Kürkçü dükkanı / İbrahim Kızar

Halk size gelecek seçimlere kadar mühlet vermiş, dolayısı ile 5 yıllık bir serbest dolşım hakına sahipsiniz. İstediğniz yere gidin istediğiniz yerde dolaşın, beş yılın sonunda ise dönüp dolşacağınız yer postunuzun görücüye çıkacağı kürkçü dükanı olan halktır. O zaman postun para edip etmeyeceğini ömrü vefa edenler görecektir.

Kürkçü dükkanı / İbrahim Kızar

Öncekilerin sözlerin de gerçekten  ibret ve hikmetler vardır. Bu hikmetli sözlerden biri de kurnazlığı nam salmış olan Tilki ile ilgili söylenmiş  "dönüp dolaşacağı yer eninde sonunda  kürkçü dükkanıdır"  sözüdür.

Her tilkinin dönüp dolaştığı bir yer olduğu gibi, insanoğlunun da dönüp dolaştığı, eninde sonunda uğramak zorunda olduğu ne kadar uzaklaşsa bile geri dönmek zorunda olduğu bir kürkçü dükkanı mutlaka vardır. Bundan dolayı kurnazlığı ile nam salan Tilkiden çok, bu söz insanlar için söylenmektedir.

Bizde bu sözü siyasi partilere uyarlamaya çalışalım. Siyasilerin, siyaset ile uğraşanların, siyasi partilerin de bir kürkçü dükkanı vardır. Bu kürkçü dükkanı ise halktır, halkın reyi ve oyudur.

Bizim halktan kastımız azgın azınlıklar, kendini sistemin sahibi görenler, kendini gerçek halkın üstünde görenler, dediğimiz dedik çaldığımız düdük diyenler, motor gücünden çok fazla ses çıkarıp etrafı velveleye veren, halkın inanç ve kültürüne yabancı ve düşman, ithal olan her şeye meftun, belli fikri sabitleri olup bu sabitlerden hiç bir şekilde dönmeyenler değildir elbette.

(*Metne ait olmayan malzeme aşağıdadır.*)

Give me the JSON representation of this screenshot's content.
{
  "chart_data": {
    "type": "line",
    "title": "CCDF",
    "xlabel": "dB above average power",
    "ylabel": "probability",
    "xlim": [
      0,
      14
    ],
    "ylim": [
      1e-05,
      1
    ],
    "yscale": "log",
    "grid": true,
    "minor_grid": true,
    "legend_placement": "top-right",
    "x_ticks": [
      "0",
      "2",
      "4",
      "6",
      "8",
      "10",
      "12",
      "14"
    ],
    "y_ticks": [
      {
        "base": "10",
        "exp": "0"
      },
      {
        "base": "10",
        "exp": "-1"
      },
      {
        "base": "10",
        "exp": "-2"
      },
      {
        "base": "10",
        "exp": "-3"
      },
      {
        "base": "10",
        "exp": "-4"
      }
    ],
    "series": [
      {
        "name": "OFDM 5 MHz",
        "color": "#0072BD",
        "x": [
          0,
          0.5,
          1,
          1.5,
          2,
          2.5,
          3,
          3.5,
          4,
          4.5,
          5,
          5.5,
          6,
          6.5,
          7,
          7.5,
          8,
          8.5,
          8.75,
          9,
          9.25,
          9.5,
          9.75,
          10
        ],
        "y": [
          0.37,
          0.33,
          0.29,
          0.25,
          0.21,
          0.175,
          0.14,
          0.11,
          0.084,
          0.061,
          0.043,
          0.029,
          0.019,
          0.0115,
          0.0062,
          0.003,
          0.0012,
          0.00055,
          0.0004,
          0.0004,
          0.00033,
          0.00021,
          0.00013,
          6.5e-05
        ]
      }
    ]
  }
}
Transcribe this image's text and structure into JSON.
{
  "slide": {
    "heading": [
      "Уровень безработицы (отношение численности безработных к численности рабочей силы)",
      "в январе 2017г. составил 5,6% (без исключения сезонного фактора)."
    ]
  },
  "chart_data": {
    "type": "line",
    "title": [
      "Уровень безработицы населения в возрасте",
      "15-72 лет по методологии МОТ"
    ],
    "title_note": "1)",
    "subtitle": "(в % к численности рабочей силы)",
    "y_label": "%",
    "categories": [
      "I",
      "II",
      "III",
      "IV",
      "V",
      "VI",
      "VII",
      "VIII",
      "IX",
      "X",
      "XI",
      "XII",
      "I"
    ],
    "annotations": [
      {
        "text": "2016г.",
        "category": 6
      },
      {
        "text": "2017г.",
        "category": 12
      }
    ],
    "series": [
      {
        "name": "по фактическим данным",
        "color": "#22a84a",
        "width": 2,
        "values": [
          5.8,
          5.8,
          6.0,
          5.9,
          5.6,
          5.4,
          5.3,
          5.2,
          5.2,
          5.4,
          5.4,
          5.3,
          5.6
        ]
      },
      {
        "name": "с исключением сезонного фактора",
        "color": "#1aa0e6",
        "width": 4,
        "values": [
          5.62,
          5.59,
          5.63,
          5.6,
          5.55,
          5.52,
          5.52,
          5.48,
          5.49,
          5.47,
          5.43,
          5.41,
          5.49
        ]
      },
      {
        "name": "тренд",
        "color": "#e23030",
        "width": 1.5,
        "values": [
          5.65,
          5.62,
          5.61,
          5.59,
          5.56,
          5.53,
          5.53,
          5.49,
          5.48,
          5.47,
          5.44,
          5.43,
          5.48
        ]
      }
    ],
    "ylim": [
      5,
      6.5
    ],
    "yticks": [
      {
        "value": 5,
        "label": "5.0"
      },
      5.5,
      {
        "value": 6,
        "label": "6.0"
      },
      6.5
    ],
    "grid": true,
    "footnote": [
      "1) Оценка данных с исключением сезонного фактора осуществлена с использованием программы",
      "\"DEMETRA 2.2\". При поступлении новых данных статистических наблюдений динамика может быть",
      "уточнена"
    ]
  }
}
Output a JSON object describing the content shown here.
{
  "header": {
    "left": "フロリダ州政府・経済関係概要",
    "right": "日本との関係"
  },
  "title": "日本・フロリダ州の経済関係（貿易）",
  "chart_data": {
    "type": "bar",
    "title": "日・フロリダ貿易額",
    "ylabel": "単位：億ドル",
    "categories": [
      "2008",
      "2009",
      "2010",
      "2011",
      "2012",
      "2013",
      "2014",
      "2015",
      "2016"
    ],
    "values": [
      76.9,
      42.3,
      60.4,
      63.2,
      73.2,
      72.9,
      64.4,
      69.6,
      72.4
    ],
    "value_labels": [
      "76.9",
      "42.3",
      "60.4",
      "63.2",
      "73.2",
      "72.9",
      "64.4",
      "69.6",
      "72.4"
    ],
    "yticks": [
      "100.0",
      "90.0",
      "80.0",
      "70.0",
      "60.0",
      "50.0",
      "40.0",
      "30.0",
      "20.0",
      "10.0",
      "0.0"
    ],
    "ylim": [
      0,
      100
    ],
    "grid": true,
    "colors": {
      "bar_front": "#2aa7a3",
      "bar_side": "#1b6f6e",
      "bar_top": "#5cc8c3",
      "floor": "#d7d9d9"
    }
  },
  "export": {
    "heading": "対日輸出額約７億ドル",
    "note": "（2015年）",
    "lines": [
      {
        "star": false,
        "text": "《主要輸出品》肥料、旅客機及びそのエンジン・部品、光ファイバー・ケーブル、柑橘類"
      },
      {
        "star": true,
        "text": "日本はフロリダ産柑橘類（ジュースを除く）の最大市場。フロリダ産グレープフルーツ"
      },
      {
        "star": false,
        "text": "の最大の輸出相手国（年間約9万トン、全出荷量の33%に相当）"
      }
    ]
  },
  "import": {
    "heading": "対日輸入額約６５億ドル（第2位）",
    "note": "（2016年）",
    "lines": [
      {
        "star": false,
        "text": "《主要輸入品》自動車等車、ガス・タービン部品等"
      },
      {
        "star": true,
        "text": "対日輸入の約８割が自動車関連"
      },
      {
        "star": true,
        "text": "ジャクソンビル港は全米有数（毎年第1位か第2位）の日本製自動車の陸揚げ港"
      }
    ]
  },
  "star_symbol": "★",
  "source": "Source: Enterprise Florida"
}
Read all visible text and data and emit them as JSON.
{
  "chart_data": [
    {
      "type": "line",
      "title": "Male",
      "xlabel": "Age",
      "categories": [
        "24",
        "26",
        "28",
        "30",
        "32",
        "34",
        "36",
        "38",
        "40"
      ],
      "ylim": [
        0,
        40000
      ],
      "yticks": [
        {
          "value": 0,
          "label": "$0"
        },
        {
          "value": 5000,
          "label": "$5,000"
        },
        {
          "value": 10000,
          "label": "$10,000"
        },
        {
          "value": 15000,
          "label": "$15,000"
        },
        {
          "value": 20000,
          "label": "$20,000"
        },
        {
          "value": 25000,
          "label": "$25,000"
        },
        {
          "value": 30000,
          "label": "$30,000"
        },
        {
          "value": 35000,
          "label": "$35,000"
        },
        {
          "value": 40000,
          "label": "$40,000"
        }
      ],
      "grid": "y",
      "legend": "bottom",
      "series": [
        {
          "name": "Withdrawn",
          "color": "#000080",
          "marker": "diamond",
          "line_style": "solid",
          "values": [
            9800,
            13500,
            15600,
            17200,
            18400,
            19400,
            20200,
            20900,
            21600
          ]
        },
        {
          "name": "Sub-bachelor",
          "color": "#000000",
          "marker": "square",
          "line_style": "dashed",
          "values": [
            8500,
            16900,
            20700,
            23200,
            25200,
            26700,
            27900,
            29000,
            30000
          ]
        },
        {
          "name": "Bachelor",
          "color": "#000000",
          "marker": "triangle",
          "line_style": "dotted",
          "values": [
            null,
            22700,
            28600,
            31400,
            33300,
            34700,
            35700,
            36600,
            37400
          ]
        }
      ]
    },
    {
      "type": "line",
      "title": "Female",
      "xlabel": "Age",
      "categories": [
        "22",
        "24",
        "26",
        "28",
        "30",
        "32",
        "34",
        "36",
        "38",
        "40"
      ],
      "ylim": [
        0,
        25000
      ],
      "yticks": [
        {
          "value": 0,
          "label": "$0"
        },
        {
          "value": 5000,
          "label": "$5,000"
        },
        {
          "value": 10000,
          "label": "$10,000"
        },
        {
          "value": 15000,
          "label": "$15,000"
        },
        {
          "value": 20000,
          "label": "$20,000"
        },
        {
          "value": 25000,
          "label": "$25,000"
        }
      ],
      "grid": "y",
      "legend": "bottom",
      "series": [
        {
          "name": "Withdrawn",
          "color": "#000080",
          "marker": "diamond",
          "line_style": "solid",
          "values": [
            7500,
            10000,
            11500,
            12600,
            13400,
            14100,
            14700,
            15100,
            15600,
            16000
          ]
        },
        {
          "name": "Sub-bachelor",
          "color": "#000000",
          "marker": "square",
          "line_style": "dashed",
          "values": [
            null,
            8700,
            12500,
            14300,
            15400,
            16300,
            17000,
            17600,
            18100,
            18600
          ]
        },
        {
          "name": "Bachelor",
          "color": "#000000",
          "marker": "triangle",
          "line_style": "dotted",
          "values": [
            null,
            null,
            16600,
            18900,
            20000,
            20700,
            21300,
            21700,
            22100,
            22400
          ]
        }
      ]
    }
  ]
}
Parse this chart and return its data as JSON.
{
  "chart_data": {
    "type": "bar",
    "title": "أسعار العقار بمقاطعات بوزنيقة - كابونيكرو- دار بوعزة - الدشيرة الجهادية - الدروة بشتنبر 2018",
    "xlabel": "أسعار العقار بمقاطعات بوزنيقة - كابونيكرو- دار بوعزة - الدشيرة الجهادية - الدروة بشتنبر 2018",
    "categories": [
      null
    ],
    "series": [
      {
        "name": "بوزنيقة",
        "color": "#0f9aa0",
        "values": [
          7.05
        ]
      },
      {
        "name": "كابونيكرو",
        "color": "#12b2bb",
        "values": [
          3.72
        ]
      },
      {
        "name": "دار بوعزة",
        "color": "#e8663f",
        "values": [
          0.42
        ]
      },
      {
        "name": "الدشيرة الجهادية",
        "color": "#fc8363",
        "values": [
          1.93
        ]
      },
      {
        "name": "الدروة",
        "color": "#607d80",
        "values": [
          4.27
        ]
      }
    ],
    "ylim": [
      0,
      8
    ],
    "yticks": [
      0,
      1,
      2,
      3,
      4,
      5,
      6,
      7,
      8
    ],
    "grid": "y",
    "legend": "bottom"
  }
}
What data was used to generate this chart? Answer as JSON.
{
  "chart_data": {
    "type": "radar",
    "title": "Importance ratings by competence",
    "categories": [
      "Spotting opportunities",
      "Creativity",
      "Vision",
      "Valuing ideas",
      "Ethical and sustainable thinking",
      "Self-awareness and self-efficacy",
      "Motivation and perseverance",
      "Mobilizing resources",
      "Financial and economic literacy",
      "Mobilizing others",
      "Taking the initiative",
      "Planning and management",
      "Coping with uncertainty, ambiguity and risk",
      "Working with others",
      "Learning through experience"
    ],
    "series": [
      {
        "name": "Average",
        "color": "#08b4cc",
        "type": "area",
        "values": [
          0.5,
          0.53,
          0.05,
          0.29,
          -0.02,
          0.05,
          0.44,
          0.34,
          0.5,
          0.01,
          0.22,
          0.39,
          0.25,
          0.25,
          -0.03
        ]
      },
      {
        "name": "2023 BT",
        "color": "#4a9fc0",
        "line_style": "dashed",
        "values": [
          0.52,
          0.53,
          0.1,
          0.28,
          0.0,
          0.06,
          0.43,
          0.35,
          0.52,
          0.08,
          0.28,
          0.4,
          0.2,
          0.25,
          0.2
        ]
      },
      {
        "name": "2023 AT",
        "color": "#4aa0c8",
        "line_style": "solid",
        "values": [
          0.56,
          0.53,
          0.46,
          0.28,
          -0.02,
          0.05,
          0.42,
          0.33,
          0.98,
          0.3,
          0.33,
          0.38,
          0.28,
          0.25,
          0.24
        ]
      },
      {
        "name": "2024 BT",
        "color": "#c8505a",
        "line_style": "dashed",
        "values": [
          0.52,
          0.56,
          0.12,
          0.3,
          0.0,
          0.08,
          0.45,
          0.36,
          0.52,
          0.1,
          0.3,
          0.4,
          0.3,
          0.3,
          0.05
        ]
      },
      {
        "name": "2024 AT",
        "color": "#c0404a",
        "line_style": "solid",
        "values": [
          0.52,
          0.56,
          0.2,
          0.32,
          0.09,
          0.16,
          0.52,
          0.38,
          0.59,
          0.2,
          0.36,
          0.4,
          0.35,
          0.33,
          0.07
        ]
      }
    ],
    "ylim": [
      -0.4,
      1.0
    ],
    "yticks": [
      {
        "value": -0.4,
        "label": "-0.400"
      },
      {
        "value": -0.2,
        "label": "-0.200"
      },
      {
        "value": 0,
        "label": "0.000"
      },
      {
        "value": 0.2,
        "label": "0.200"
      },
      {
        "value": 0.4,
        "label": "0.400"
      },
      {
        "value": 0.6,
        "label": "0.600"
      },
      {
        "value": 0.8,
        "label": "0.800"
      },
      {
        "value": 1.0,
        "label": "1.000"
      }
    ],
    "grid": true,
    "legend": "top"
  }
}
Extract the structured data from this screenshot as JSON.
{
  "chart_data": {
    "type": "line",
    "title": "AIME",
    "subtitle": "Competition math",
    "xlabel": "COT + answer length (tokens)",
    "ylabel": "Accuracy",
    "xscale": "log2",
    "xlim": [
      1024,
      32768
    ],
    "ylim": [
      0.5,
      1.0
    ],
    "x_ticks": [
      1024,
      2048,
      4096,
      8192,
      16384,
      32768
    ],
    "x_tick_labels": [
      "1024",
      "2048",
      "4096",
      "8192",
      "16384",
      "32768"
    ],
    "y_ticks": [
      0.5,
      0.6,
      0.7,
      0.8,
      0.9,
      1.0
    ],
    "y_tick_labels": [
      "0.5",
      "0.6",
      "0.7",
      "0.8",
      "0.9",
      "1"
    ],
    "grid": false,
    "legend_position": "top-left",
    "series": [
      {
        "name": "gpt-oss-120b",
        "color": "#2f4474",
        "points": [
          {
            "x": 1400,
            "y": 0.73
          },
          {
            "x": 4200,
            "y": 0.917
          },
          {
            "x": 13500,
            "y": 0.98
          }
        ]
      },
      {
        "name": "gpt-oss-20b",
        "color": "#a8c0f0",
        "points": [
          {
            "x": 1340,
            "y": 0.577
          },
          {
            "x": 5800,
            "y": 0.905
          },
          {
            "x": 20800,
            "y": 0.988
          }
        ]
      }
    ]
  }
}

Halkın içinden gelip, halkın  oyları ile seçilerek iktidar olan bazı partiler, bazen  yukarda vasıflarını saydığımız grubu memnun etmek, belki de onlardan bir kaç oy almak için uğraşmaya başlarlar. Onları gücendirmemek için çalışır, onları memnun edecek nutuklar atar, onların kutsallarını kutsal gördüğünü dile getirir, yaralarına basmamak için azami gayret sarf eder, istedikleri kanunları çıkarır, onlara rağmen kanun değişikliği yapmamaya dikkat eder, meşhur içeceklerini marka haline getirme vadinde bulunur, hatta bazen şu yada bu değişikliği yapmak istiyoruz ama siz gidin malum grubun meclisteki temsilcilerini ikna edin diyerek sistemin mağdurlarını onlara yönlendirme gafletine düşerler.

Netice mi, kocaman bir sıfır. Memnuniyet olmadığı gibi gelecek bir oy da yoktur sadece iktidar olan partiye dönük bir sırt, arka vardır.

Dogru olan ise halkı oyalamaktan vaz geçerek, sıkıntılarını giderecek yasal ve anayasal düzenlemeleri neye mal olursa olsun  yapmak ve bu hususta  yukardaki gurup ve temsilcilerinin  gürültü ve şamatalarına kulak tıkamaktır.

İktidar olan bir parti için umut verip oyalamak ne kadar da çirkin bir huydur. Halka güzel vaadlerde bulunup, ha bugün ha yarın diyerek oyalamak, siyasi kurnazlık yani hile- bazlık, daha açıkçası tilki postuna bürünmektir.

Halk size gelecek seçimlere kadar mühlet vermiş, dolayısı ile 5 yıllık bir  serbest dolşım hakına sahipsiniz. İstediğniz yere gidin istediğiniz yerde dolaşın, beş yılın sonunda ise dönüp dolşacağınız yer postunuzun görücüye çıkacağı kürkçü dükanı olan halktır. O zaman postun para edip etmeyeceğini ömrü vefa edenler görecektir.